Wednesday, August 12, 2009

Paul Revere House

Paul Revere House 1905Sometimes it takes a while for a historical site to get respect! This postcard shows Boston's Paul Revere House in historic North Square in the North End of Boston in 1905. At the time it served as Banca Italiana and a cigar emporium by the name of F.A. Goduti & Co.

The North End of Boston had become a "Little Italy" during the previous couple of decades. Its population of approximately 25,000 had shifted from 4% Italian (and 85% Irish) in 1880 to 60% Italian in 1900 to 80% Italian by 1905.

Banca Italiana was one of many banks that served the growing immigrant community. One of its customers might have been Pietro Pastene's food shop, located right around the corner at 69-75 Fulton Street, which would someday became the giant Pastene Corporation, still today one of the country's oldest continuously operated family businesses.

The house had been built in 1680, and owned by Paul Revere and his family from 1770-1800. Then the house was sold out of the family, and became a tenement with ground floor shops.

In 1902, Revere's great-grandson, John P. Reynolds, Jr., purchased the building to protect it from demolition. Over the next few years, enough money was raised by the newly formed Paul Revere Memorial Association to renovate the building, and it opened as a museum in April, 1908. It was one of the first historic homes so preserved and opened to the public in the United States.

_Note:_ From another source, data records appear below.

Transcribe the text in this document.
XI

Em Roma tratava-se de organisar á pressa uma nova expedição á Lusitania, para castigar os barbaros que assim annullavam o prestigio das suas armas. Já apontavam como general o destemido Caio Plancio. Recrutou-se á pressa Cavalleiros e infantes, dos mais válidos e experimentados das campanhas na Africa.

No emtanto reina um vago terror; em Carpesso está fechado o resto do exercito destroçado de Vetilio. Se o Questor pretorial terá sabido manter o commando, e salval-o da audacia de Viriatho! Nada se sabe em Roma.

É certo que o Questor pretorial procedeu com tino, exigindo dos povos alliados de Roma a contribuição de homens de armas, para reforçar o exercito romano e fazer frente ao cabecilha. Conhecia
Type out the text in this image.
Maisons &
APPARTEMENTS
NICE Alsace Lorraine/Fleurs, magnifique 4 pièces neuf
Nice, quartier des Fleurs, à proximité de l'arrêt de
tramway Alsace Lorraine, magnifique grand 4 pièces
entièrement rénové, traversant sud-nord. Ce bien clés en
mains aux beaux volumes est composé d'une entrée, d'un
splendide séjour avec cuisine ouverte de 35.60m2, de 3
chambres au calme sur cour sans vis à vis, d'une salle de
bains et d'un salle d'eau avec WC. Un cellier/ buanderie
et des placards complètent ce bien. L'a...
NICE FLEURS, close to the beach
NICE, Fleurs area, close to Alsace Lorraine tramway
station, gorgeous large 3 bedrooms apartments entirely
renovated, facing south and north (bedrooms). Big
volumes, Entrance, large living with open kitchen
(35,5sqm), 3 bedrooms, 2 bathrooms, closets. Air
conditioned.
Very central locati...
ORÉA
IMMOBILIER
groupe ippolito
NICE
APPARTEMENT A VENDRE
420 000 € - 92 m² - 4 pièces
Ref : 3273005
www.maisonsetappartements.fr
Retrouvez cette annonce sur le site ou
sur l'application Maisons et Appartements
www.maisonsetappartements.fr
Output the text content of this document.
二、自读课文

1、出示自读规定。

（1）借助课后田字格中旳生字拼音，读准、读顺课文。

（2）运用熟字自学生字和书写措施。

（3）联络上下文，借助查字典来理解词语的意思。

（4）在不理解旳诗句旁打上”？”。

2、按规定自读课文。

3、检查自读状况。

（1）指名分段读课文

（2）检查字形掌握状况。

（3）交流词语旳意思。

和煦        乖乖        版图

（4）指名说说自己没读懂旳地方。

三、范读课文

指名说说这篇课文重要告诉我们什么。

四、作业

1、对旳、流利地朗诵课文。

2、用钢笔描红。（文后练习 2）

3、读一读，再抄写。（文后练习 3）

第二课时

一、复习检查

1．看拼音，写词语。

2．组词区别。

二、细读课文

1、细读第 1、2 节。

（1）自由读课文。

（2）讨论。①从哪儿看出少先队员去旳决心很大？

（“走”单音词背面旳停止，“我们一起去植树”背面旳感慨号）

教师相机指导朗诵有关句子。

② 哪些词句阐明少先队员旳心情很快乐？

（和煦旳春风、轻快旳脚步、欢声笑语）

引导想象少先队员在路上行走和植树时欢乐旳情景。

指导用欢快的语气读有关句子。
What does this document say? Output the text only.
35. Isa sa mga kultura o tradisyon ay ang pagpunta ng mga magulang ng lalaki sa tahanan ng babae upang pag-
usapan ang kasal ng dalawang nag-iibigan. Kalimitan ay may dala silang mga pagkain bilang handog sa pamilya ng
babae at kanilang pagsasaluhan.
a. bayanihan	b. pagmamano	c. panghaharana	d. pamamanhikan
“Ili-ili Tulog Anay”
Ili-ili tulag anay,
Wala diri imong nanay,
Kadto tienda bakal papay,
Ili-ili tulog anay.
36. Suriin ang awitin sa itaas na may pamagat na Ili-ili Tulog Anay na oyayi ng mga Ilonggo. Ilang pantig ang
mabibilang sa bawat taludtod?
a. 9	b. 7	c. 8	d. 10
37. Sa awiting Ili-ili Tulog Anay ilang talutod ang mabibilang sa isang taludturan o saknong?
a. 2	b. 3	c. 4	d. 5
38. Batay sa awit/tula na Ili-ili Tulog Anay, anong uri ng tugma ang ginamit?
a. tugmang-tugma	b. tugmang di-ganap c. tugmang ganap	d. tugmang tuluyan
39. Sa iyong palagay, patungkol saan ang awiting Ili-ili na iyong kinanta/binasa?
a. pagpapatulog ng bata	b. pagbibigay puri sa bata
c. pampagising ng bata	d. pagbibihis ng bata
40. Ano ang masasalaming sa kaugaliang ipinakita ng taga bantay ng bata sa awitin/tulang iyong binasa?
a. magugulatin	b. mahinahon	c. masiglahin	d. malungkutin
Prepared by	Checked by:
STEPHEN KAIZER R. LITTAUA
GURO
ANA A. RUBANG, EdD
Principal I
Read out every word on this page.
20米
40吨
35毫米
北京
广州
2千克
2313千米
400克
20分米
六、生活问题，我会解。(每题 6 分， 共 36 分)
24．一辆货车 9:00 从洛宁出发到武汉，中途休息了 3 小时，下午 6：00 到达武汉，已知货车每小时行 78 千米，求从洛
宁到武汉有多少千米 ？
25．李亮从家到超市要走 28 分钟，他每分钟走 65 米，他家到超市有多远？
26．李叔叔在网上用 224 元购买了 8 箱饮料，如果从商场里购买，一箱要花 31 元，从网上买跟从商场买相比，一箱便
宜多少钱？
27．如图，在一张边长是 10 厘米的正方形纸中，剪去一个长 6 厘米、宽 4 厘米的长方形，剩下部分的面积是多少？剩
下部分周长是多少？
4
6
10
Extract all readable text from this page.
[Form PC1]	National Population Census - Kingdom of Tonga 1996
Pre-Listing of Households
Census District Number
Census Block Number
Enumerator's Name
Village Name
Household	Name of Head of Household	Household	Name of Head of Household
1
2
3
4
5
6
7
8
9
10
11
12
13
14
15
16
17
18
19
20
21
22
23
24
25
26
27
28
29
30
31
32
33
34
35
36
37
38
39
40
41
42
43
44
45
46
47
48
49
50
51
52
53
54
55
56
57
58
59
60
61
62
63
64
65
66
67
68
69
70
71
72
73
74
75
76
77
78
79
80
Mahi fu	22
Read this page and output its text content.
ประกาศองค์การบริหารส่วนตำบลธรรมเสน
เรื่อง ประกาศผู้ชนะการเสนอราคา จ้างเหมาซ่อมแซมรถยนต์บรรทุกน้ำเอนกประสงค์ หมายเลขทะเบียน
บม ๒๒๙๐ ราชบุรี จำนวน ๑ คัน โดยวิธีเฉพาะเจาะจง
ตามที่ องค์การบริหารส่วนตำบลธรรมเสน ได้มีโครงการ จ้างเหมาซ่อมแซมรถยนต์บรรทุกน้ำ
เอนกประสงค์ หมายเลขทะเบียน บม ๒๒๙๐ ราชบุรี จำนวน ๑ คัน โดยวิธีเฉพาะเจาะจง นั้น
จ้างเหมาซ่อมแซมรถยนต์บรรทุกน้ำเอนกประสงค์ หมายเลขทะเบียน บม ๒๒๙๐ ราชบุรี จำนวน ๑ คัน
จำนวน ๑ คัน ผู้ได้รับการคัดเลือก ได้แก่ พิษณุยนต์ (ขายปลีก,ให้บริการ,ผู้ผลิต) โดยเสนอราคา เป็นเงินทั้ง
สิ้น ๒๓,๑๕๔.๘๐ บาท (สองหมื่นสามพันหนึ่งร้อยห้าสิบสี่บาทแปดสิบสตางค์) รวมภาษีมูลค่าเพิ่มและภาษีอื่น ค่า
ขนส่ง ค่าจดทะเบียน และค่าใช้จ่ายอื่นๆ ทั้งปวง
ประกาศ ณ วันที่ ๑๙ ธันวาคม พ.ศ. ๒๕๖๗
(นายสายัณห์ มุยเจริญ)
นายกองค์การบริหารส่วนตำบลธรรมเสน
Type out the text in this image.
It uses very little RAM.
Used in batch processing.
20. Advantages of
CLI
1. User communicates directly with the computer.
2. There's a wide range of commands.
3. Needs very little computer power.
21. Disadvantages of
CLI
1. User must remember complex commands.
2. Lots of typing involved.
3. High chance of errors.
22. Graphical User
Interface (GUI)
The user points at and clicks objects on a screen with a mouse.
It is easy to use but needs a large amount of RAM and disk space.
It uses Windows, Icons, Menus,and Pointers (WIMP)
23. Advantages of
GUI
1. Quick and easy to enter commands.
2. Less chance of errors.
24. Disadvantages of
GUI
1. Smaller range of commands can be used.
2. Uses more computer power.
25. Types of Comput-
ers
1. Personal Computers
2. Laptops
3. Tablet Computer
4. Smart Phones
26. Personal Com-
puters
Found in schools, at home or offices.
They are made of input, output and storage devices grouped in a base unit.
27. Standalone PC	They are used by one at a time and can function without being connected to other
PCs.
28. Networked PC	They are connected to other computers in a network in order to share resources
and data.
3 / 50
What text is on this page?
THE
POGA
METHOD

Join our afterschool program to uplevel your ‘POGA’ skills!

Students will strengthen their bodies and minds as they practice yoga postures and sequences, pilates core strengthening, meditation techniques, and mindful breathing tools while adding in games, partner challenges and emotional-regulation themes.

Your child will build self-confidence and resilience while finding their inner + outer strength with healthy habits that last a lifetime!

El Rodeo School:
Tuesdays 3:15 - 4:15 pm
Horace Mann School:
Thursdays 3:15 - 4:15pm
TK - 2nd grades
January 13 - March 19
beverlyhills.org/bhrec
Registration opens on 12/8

Click on the link in the first paragraph of this post to see the house as it looks today; you'll notice that the third story in the 1905 photo has been removed and replaced with the sloping roof.

References

I'm currently reading Stephen Puleo's The Boston Italians: A Story of Pride, Perseverance, and Paesani, from the Years of the Great Immigration to the Present Day (Boston: Beacon Press, 2007) which inspired this post.

7 comments:

SantaFeKate said...

Just received this comment which was posted elsewhere on this site: "I just saw your post on Boston's Paul Revere house from 2009. FA Goduti is my great granfather and is the gentleman in the far right of the photo."

B said...

Hi Kate,

I actually emailed someone today to see if they knew a bit more regarding the photo. From what Ive seen the Boston Public Library has it too. I will also check with my family and get back to you. Ive found this photo so many places including as a post card at the Paul Revere House and numerous Boston based books on Google Books.

Thx,

Bill

SantaFeKate said...

Bill, I too have seen this photo in a number of places...I've seen it identified as several different years (and of course there's a difference between the year the photo was taken and the year the postcard was printed).

Unknown said...

Not sure if you guys have the right facts but my grandfathers family owned the bank and cigar shop. I am a Goduti

SantaFeKate said...

Thanks for the comment, Heather! How interesting to know this history about your family. Please let me know what facts you think are incorrect.

Unknown said...

Did you say a Goduti was your great grandfather

SantaFeKate said...

Hi Heather: I'm not a Goduti descendant--I was quoting a comment I received on a different blog post that I cut and pasted to this location since it fit the Paul Revere House content. It was from a Blogger user named "B" whose signature is "Bill," and you can see further comments from him above.